In Hunt vs. Silk, 5 East, 449, it was again decided by the court of king's bench, that where a contract is to be rescinded at all, it must be rescinded in toto, and the parties put in statu quo. In that case, Lord Ellenborough said, that there "was an intermediate occupation, or part execution of the agreement, which was incapable of being rescinded. If the plaintiff might occupy the premises two days beyond the time when the repairs were to have been done and the lease executed, and yet rescind the contract, why might he not rescind it alter a twelve-month on the same account? The objection cannot be got rid of: the parties cannot be put in statu quo."

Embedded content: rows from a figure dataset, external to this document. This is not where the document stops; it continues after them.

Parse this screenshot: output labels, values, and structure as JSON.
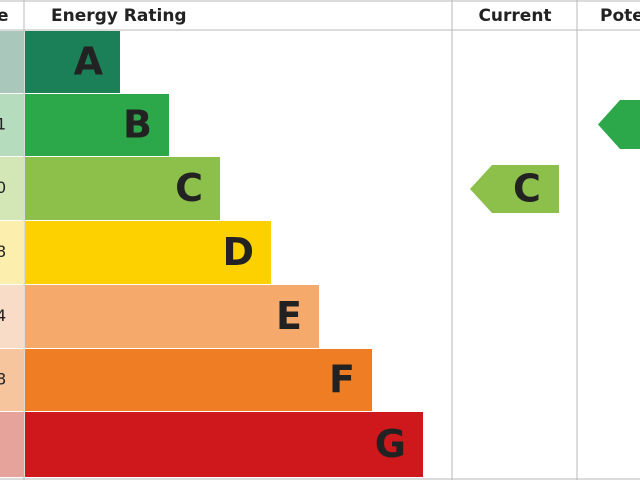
{
  "header": {
    "score": "e",
    "rating": "Energy Rating",
    "current": "Current",
    "potential": "Pote"
  },
  "bands": [
    {
      "letter": "A",
      "color": "#1b7f57",
      "tint": "#a9c7bb"
    },
    {
      "letter": "B",
      "score": "1",
      "color": "#2ca84b",
      "tint": "#b5dcbc"
    },
    {
      "letter": "C",
      "score": "0",
      "color": "#8dc04b",
      "tint": "#d3e6b6"
    },
    {
      "letter": "D",
      "score": "8",
      "color": "#fdd000",
      "tint": "#fcefae"
    },
    {
      "letter": "E",
      "score": "4",
      "color": "#f5a96b",
      "tint": "#f9dcc7"
    },
    {
      "letter": "F",
      "score": "8",
      "color": "#ee7d23",
      "tint": "#f6c49d"
    },
    {
      "letter": "G",
      "color": "#cf181c",
      "tint": "#e6a39b"
    }
  ],
  "current": {
    "letter": "C",
    "color": "#8dc04b"
  },
  "potential": {
    "color": "#2ca84b"
  }
}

The principles established in the foregoing cases are again recognised in Payne vs. Whale, [513]*5137 East, 274. In Curtis vs. Hannay, 3 Esp. N. P. C. 83, Lord Eldon held, that to enable the purchaser of a warranted article to resist the payment of the price, he must return the article immediately upon discovering the defect, and in as good a condition as when sold. The same was decided by Lawrence J. in Grimaldi vs. White. 4 Esp. N. P. C. 95. In this case the judge said, that a person, having received an article under a specific contract, must either abide by it, or rescind it in toto by returning the thing sold; but he cannot keep the article received under such a specific contract, and for a certain price, and pay for it at a less price than that charged by the contract.